Junge Welt 14.08.2000
Tricks beim Atomausstieg Mit AKW-Stillegungsgeldern kauft sich schwedischer Energiekonzern ins deutsche AKW-Geschäft ein _________________________________________________________________
Die Passanten am Hamburger Rathaus staunten nicht schlecht, als ihnen letzten Mittwoch von einer Gruppe Fahrradfahrer eine Konsenssuppe überreicht wurde, die sie auslöffeln durften. Kritisiert werden sollte mit dieser Aktion der deutsche Atomkonsens. Verantwortlich für die Aktion war eine internationale Anti-AKW-Fahrradkarawane, die auch in Hamburg Station gemacht hatte.
60 Atomkraftgegner aus acht Ländern, darunter den USA, der Ukraine, Marokko und Gambia, radelten in der vergangenen Woche von Südschweden nach Norddeutschland, wo sie bis Sonnabend an den AKW- Standorten Krümmel, Stade, Brokdorf und Brunsbüttel für die sofortige Abschaltung demonstrierten. Unterstützt wurde die Initiative unter anderem von Robin Wood, Eurosolar, der Hamburger GAL-Abspaltung »Regenbogen - Verein für eine neue Linke« sowie einzelnen Europaabgeordneten der Grünen aus Deutschland und Schweden. Schirmherr war der deutsch-schwedische Stifter des Alternativen Nobelpreises Jakob von Uexküll.
Das deutsch-schwedische Netzwerk nennt sich nach Barsebäck, dem AKW-Standort in Südschweden, an dem die Fahrradkarawane startete. Das hatte seinen Grund. Schließlich begann mit der Abschaltung des Blocks 1 von Barsebäck die erste Phase der schwedischen Atomausstiegsvariante. Für die schwedischen Ökologen ist das allerdings kein Grund zur Freude. Wurde doch der Barsebäck-Eigner Sydkraft für die Abschaltung mit Stromkontingenten des staatlichen Versorgers Vattenfall entschädigt. Der wiederum hat vom schwedischen Staat umgerechnet eine Milliarde Mark erhalten. Mit dieser Entschädigungssumme hat sich Vattenfall im vergangenen Jahr mit 25,1 Prozent bei den Hamburger Energiewerken (HEW) eingekauft. Eine Option für weitere 25,1 Prozent der HEW-Anteile hält sich Vattenfall offen. Dann hätte die schwedische Firma die Mehrheit bei dem norddeutschen Stromkonzern, der 80 Prozent seines Stromes in Atomkraftwerken produziert.
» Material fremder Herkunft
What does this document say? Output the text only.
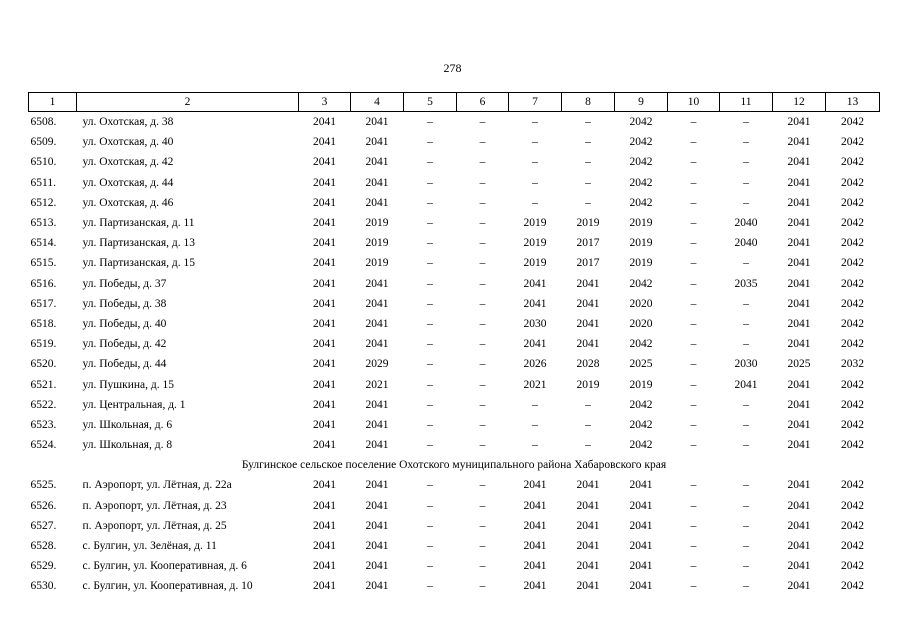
278
1	2	3	4	5	6	7	8	9	10	11	12	13
6508.	ул. Охотская, д. 38	2041	2041	–	–	–	–	2042	–	–	2041	2042
6509.	ул. Охотская, д. 40	2041	2041	–	–	–	–	2042	–	–	2041	2042
6510.	ул. Охотская, д. 42	2041	2041	–	–	–	–	2042	–	–	2041	2042
6511.	ул. Охотская, д. 44	2041	2041	–	–	–	–	2042	–	–	2041	2042
6512.	ул. Охотская, д. 46	2041	2041	–	–	–	–	2042	–	–	2041	2042
6513.	ул. Партизанская, д. 11	2041	2019	–	–	2019	2019	2019	–	2040	2041	2042
6514.	ул. Партизанская, д. 13	2041	2019	–	–	2019	2017	2019	–	2040	2041	2042
6515.	ул. Партизанская, д. 15	2041	2019	–	–	2019	2017	2019	–	–	2041	2042
6516.	ул. Победы, д. 37	2041	2041	–	–	2041	2041	2042	–	2035	2041	2042
6517.	ул. Победы, д. 38	2041	2041	–	–	2041	2041	2020	–	–	2041	2042
6518.	ул. Победы, д. 40	2041	2041	–	–	2030	2041	2020	–	–	2041	2042
6519.	ул. Победы, д. 42	2041	2041	–	–	2041	2041	2042	–	–	2041	2042
6520.	ул. Победы, д. 44	2041	2029	–	–	2026	2028	2025	–	2030	2025	2032
6521.	ул. Пушкина, д. 15	2041	2021	–	–	2021	2019	2019	–	2041	2041	2042
6522.	ул. Центральная, д. 1	2041	2041	–	–	–	–	2042	–	–	2041	2042
6523.	ул. Школьная, д. 6	2041	2041	–	–	–	–	2042	–	–	2041	2042
6524.	ул. Школьная, д. 8	2041	2041	–	–	–	–	2042	–	–	2041	2042
Булгинское сельское поселение Охотского муниципального района Хабаровского края												
6525.	п. Аэропорт, ул. Лётная, д. 22а	2041	2041	–	–	2041	2041	2041	–	–	2041	2042
6526.	п. Аэропорт, ул. Лётная, д. 23	2041	2041	–	–	2041	2041	2041	–	–	2041	2042
6527.	п. Аэропорт, ул. Лётная, д. 25	2041	2041	–	–	2041	2041	2041	–	–	2041	2042
6528.	с. Булгин, ул. Зелёная, д. 11	2041	2041	–	–	2041	2041	2041	–	–	2041	2042
6529.	с. Булгин, ул. Кооперативная, д. 6	2041	2041	–	–	2041	2041	2041	–	–	2041	2042
6530.	с. Булгин, ул. Кооперативная, д. 10	2041	2041	–	–	2041	2041	2041	–	–	2041	2042
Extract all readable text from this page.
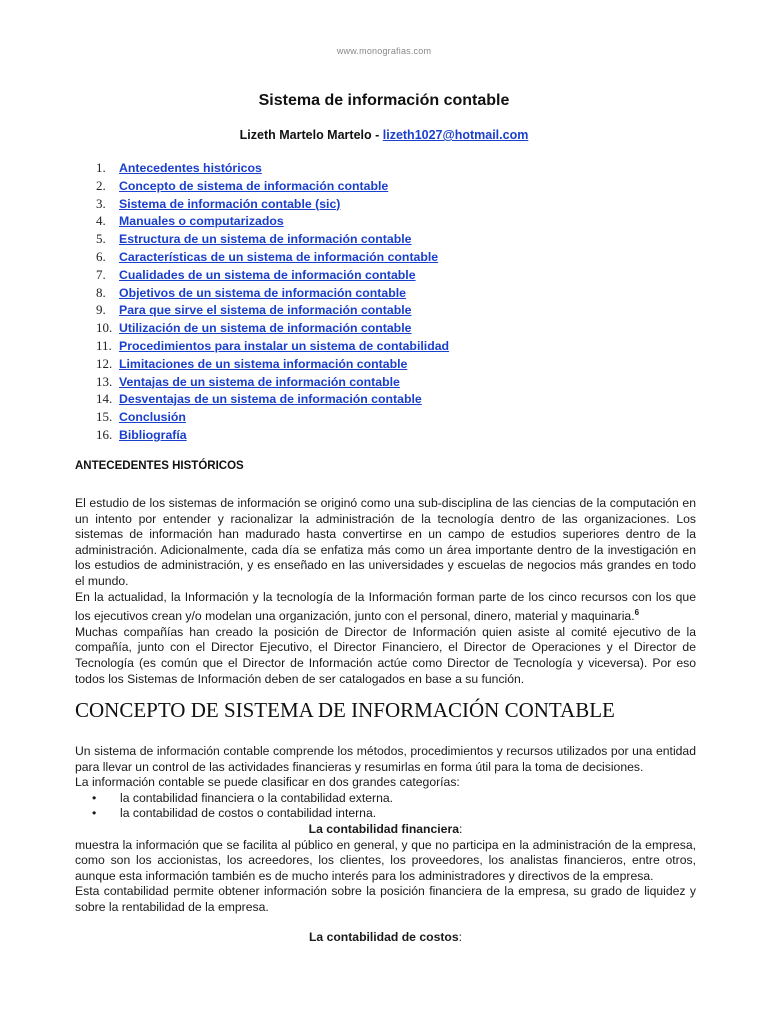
www.monografias.com
Sistema de información contable
Lizeth Martelo Martelo - lizeth1027@hotmail.com
1.	Antecedentes históricos
2.	Concepto de sistema de información contable
3.	Sistema de información contable (sic)
4.	Manuales o computarizados
5.	Estructura de un sistema de información contable
6.	Características de un sistema de información contable
7.	Cualidades de un sistema de información contable
8.	Objetivos de un sistema de información contable
9.	Para que sirve el sistema de información contable
10. Utilización de un sistema de información contable
11. Procedimientos para instalar un sistema de contabilidad
12. Limitaciones de un sistema información contable
13. Ventajas de un sistema de información contable
14. Desventajas de un sistema de información contable
15. Conclusión
16. Bibliografía
ANTECEDENTES HISTÓRICOS

El estudio de los sistemas de información se originó como una sub-disciplina de las ciencias de la computación en un intento por entender y racionalizar la administración de la tecnología dentro de las organizaciones. Los sistemas de información han madurado hasta convertirse en un campo de estudios superiores dentro de la administración. Adicionalmente, cada día se enfatiza más como un área importante dentro de la investigación en los estudios de administración, y es enseñado en las universidades y escuelas de negocios más grandes en todo el mundo.

En la actualidad, la Información y la tecnología de la Información forman parte de los cinco recursos con los que los ejecutivos crean y/o modelan una organización, junto con el personal, dinero, material y maquinaria.$^6$

Muchas compañías han creado la posición de Director de Información quien asiste al comité ejecutivo de la compañía, junto con el Director Ejecutivo, el Director Financiero, el Director de Operaciones y el Director de Tecnología (es común que el Director de Información actúe como Director de Tecnología y viceversa). Por eso todos los Sistemas de Información deben de ser catalogados en base a su función.

CONCEPTO DE SISTEMA DE INFORMACIÓN CONTABLE

Un sistema de información contable comprende los métodos, procedimientos y recursos utilizados por una entidad para llevar un control de las actividades financieras y resumirlas en forma útil para la toma de decisiones.

La información contable se puede clasificar en dos grandes categorías:

• la contabilidad financiera o la contabilidad externa.
• la contabilidad de costos o contabilidad interna.

La contabilidad financiera:

muestra la información que se facilita al público en general, y que no participa en la administración de la empresa, como son los accionistas, los acreedores, los clientes, los proveedores, los analistas financieros, entre otros, aunque esta información también es de mucho interés para los administradores y directivos de la empresa.

Esta contabilidad permite obtener información sobre la posición financiera de la empresa, su grado de liquidez y sobre la rentabilidad de la empresa.

La contabilidad de costos:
»Die Entschädigung, die unsere Regierung für den Ausstieg zahlt, investiert Vattenfall in Atomkraft in Deutschland, und die Regierung tut nichts, um diese absurde Atomrochade zu verhindern«, empört sich Roland Rittman von der Antiatomkraftorganisation Barsebäcksoffensiv-Südschweden. Im Gegenteil: Als Vattenfall-Eigner habe der schwedische Staat ein ökonomisches Interesse am Weiterbetrieb der von der HEW betriebenen AKW Stade, Krümmel, Brokdorf und Stade, so der schwedische Ökologe. »Für mich macht das den schwedischen Ausstieg völlig unglaubwürdig«, lautet sein Fazit. Außerdem befürchten die schwedischen AKW- Initiativen, daß mit der Abschaltung von Barsebäck 1 das Ausstiegsprogramm bereits beendet ist. Schließlich waren die Entschädigungszahlungen so enorm, daß für die Abschaltung der elf weiteren schwedischen AKW kein Geld mehr da ist.
»Mit unserer Aktion wollen wir zeigen, daß die Zukunft der Anti-AKW-Bewegung in Zeiten der weltweiten Liberalisierung der Strommärkte und windiger Ausstiegsbeschlüsse in der Internationalisierung der Proteste liegt«, meint Barsebäck-Pressesprecher Ole von Uexküll.